This article originally appeared in the Globe and Mail.
By Peter Menzies, June 29, 2022
The CBC walked away from its roots and role as a cherished public broadcaster last week when it won regulatory approval of a plan to sell its editorial credibility to advertisers.
That was the big take-away from the Canadian Radio-television and Telecommunications Commission’s (CRTC) long-awaited decision to renew CBC/Radio Canada’s licences for another five years. The five-member panel – after 18 months of debate that ended with a split decision and the departure of a dissenting vice chair – said CBC/Radio-Canada can proceed with its “Tandem” plan. Once considered gauche but now a common practice in private sector media, it involves the presentation of advertising as if it were genuine news. Some who use it undertake efforts to distinguish it from genuine news through large font labelling and unique typography, while others simply slip in a small “sponsored content” label.
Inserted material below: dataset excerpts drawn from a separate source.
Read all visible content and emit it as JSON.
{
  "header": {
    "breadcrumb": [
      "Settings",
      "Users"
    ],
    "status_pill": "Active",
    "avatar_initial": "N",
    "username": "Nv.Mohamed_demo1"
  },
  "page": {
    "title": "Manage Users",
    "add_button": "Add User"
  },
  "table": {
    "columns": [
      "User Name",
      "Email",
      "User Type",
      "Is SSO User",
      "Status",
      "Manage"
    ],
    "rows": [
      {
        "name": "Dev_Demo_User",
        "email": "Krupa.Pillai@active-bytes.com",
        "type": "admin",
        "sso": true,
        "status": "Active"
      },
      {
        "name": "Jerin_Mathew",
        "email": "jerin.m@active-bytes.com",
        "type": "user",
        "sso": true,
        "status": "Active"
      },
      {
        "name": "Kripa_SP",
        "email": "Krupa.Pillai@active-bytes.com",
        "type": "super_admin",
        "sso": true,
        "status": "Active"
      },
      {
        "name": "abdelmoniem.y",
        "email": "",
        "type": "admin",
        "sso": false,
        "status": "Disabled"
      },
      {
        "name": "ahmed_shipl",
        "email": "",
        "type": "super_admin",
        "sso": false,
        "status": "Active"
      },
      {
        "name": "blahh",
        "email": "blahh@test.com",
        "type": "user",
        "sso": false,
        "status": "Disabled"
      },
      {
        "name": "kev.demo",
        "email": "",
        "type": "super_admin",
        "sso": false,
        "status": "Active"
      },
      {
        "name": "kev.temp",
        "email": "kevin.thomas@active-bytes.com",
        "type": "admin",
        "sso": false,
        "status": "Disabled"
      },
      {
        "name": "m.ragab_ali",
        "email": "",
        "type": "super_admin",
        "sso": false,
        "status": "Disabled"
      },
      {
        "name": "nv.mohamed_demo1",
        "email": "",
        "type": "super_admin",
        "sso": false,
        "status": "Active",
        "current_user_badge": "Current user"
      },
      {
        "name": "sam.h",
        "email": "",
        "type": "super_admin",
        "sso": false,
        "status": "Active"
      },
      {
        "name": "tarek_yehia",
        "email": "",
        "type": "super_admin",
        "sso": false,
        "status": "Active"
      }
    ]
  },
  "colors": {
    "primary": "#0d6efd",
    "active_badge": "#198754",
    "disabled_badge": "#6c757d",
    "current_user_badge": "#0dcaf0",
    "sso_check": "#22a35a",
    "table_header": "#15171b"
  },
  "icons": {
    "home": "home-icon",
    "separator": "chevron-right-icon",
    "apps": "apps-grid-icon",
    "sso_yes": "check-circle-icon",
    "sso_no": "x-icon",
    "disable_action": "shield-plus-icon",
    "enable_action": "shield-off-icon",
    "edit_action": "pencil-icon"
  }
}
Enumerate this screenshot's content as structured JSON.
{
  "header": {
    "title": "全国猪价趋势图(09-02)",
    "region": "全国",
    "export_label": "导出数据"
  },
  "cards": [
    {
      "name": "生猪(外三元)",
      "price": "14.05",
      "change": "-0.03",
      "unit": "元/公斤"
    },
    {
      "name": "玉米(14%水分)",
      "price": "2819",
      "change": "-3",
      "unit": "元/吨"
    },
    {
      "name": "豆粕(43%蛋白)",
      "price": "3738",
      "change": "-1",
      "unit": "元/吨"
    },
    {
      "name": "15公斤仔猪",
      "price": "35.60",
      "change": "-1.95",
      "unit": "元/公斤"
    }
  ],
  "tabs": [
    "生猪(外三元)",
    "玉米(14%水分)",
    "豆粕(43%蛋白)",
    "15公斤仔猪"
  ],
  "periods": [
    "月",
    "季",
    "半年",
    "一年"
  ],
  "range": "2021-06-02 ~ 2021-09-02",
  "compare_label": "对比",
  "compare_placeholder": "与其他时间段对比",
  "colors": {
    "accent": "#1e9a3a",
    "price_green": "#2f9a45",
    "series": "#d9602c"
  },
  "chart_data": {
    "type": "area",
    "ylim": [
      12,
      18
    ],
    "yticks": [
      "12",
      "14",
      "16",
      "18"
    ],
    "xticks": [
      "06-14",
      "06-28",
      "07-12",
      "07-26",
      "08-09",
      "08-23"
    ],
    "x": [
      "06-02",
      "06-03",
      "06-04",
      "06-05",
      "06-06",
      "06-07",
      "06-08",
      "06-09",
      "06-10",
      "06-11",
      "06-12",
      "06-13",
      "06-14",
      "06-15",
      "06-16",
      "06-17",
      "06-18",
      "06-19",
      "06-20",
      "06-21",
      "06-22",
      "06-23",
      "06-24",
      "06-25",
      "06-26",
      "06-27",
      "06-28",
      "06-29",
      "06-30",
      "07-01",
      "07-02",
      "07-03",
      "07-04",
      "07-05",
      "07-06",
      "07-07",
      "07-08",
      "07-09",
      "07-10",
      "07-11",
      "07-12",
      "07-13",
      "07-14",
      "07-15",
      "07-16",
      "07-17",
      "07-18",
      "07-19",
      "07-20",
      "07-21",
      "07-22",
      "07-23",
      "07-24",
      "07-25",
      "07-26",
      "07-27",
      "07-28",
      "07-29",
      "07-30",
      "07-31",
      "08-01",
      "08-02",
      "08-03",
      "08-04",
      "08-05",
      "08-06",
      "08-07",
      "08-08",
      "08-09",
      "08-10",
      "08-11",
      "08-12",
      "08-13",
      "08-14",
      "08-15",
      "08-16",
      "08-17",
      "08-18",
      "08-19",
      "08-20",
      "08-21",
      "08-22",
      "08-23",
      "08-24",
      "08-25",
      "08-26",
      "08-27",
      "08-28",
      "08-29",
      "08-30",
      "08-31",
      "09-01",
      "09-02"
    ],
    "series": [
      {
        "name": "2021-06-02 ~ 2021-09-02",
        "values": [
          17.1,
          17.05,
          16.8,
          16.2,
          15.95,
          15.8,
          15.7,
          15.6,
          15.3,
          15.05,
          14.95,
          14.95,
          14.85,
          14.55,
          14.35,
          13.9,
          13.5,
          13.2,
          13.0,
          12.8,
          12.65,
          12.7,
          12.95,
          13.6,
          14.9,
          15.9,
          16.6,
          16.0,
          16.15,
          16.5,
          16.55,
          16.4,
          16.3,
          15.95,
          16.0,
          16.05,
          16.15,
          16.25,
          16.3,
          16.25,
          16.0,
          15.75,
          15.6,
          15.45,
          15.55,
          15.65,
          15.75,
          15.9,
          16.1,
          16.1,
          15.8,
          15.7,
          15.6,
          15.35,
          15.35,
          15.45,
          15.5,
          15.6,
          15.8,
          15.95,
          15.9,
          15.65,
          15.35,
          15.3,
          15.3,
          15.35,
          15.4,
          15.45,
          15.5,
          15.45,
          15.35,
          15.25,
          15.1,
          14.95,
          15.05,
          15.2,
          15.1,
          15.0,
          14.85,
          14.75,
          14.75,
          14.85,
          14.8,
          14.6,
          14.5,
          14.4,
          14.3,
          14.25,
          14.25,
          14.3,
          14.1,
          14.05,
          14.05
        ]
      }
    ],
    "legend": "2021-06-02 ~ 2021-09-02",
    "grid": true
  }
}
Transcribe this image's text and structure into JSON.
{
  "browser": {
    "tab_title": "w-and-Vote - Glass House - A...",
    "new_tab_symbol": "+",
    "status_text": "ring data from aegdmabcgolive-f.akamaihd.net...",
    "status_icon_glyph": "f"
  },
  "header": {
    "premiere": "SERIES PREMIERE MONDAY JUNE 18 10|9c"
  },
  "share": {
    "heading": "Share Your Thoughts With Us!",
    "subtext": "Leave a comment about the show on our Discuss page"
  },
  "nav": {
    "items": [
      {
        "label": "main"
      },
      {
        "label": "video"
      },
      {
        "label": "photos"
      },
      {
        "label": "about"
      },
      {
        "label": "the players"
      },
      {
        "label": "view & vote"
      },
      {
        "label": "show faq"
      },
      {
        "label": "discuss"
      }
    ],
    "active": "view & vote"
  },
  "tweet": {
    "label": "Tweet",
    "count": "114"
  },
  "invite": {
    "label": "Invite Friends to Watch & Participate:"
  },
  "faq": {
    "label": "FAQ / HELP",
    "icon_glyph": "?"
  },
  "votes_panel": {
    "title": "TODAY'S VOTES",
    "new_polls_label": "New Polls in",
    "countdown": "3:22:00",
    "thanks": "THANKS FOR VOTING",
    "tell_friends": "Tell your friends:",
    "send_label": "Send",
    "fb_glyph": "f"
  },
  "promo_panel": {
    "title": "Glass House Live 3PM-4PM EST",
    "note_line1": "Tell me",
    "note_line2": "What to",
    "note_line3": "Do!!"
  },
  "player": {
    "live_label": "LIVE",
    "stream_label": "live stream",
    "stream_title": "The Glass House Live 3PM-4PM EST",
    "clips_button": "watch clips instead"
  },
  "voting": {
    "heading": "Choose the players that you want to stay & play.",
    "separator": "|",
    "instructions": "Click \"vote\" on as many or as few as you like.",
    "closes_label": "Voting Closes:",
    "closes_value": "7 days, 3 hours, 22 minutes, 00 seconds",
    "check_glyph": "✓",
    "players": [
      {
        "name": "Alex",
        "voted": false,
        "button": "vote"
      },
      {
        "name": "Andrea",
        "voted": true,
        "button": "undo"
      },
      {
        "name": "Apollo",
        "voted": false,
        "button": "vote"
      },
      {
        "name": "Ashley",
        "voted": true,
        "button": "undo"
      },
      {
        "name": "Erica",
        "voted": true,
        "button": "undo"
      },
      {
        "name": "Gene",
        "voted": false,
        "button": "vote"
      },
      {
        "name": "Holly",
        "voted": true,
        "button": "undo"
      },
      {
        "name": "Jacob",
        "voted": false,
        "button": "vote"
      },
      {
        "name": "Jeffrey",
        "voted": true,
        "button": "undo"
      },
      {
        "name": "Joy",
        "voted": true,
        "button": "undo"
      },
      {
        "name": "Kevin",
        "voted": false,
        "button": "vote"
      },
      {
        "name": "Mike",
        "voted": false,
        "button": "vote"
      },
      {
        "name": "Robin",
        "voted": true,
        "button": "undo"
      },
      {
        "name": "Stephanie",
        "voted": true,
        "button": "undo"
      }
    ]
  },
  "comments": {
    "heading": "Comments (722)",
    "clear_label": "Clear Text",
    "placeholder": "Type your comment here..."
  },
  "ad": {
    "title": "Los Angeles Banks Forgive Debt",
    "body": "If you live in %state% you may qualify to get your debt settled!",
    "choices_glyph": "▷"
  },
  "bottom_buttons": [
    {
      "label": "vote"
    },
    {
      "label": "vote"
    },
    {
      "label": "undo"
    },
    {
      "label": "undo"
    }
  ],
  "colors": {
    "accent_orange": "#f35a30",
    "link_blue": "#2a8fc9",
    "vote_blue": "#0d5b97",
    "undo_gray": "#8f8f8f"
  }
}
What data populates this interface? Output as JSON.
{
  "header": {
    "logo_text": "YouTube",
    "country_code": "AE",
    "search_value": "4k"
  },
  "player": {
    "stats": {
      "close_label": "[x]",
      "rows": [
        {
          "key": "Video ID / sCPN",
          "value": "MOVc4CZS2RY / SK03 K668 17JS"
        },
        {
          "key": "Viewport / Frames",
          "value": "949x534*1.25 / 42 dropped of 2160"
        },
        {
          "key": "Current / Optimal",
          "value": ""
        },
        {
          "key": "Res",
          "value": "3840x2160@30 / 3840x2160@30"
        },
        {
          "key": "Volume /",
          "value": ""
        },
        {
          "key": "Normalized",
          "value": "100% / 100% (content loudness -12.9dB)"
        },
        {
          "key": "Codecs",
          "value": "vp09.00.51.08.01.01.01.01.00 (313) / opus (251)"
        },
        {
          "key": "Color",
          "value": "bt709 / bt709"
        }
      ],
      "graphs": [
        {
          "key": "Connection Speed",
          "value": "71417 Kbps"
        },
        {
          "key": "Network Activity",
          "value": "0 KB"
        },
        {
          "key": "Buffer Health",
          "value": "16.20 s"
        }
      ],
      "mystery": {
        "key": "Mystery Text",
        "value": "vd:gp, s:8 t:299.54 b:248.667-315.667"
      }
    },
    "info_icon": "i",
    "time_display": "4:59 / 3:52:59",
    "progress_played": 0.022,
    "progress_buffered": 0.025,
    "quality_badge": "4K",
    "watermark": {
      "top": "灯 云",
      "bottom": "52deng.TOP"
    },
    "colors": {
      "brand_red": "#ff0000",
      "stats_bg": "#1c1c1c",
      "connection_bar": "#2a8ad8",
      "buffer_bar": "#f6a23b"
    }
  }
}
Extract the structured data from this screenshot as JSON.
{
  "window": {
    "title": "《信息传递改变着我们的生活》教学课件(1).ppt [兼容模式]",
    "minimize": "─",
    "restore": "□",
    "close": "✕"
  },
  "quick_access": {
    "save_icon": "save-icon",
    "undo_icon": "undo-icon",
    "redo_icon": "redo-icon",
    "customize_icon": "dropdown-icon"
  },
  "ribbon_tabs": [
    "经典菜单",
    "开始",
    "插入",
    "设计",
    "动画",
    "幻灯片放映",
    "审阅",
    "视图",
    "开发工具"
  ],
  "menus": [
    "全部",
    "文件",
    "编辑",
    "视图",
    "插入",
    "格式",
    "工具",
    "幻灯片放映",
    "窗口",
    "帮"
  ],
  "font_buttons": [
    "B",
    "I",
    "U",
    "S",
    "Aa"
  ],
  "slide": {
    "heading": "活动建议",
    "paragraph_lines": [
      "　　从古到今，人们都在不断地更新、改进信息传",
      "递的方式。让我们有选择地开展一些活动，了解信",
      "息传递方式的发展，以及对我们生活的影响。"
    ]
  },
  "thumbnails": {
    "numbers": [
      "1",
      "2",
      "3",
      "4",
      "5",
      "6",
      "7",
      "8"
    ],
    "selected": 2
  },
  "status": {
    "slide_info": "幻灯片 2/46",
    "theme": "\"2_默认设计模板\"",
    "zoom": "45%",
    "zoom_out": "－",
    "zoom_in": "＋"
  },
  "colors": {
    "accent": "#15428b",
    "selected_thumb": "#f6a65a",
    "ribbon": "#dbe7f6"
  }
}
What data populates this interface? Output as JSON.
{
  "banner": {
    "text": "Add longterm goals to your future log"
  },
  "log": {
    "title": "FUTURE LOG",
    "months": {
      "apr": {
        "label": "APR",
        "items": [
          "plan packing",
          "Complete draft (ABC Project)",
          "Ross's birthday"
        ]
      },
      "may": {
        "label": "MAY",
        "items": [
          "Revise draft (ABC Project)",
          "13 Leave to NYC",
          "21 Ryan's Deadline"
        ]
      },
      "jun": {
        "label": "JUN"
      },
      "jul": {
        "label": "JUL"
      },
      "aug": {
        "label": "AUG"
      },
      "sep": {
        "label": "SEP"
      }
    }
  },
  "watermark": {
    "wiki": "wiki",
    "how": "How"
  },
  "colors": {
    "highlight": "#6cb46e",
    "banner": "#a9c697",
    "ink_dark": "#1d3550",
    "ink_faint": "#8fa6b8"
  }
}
What it does is allow the advertiser/purchaser of the space to “leverage” the credibility the media outlet has amassed through the quality of its journalism. The hope is that readers treat its paid-for message with the same level of trust, but critics say it blurs the line between truth and “truthy” and diminishes trust in the media outlet.
What privately owned and operated companies do is their business. But there are a lot of people – including a great many who work at the CBC – who don’t like this at all and believe that as a taxpayer-funded operation, what the CBC does is everybody’s business. The Mother Corp, as it is known, is Canada’s original public national broadcaster: first with radio, then TV and now delivering all of the above plus more over the internet.
Among the most vocal critics has been former CBC Radio executive Jeffrey Dvorkin, who led a rebellion in 2020 by hundreds of former and current employees against Tandem.
When CBC management first announced the idea, he described it as offensive to the values and integrity of CBC News and an insult to the audience. Other well known CBC personalities such as Peter Mansbridge, Linden MacIntyre and Adrienne Clarkson also had expressed “grave concerns.”
In recent years, while legacy media have had to trim newsroom resources owing to eyeballs shifting to social media and search engines, the CBC has expanded its presence online so that it has become the dominant media player in Canada. And it’s been able to do that not only owing to the volume and variety of its content but thanks to $1.3-billion (with more promised) in annual federal funding. So not only does it fulfill its coast-to-coast-to-coast mandate, it uses that subsidy to compete with private sector television, radio, print and online platforms for readers and increasingly scarce advertising dollars.
Private sector broadcasters have complained for years about having to pay taxes that the federal government then uses to subsidize the CBC to compete with them. Now newspapers have joined the queue.
In the CRTC’s January, 2021, licensing hearing, many spoke against the Tandem project and only two submissions (one being the CBC’s) supported it. The CRTC decided to give it the green light despite the opposition. It then issued a long list of non-binding “expectations,” which amount to little more than regulatory nagging. And it did so while, much to the alarm of the Canadian Media Guild and others, dropping conditions of licence regarding the need to maintain local news operations in urban markets. More money, less obligation.
What the CRTC has done with this decision is destroy any lingering romantic thoughts of the CBC as a public broadcaster. Apart from Radio One, it is now a full-blown Frankenstreamer crashing its way through a fragile national media ecosystem.
It has fulfilled the vision of itself that it presented at a CRTC hearing in which I participated in 2009. There, it described itself not as a public broadcaster but as – of all things – a publicly funded commercial broadcaster.
Up until now, I’ve believed that those calling for the defunding of the CBC were wrong – that Canada needs a good public national broadcaster in the spirit of advertising-free Radio One. But this latest decision makes it clear the CBC doesn’t want to be what so many of us want it to be. And the CRTC doesn’t care that it doesn’t.
If what the CBC really wants to be is a commercial entity, there is no longer an argument in favour of publicly funding it.
Peter Menzies is a senior fellow at the Macdonald-Laurier Institute. Previously he was vice-chair of the CRTC.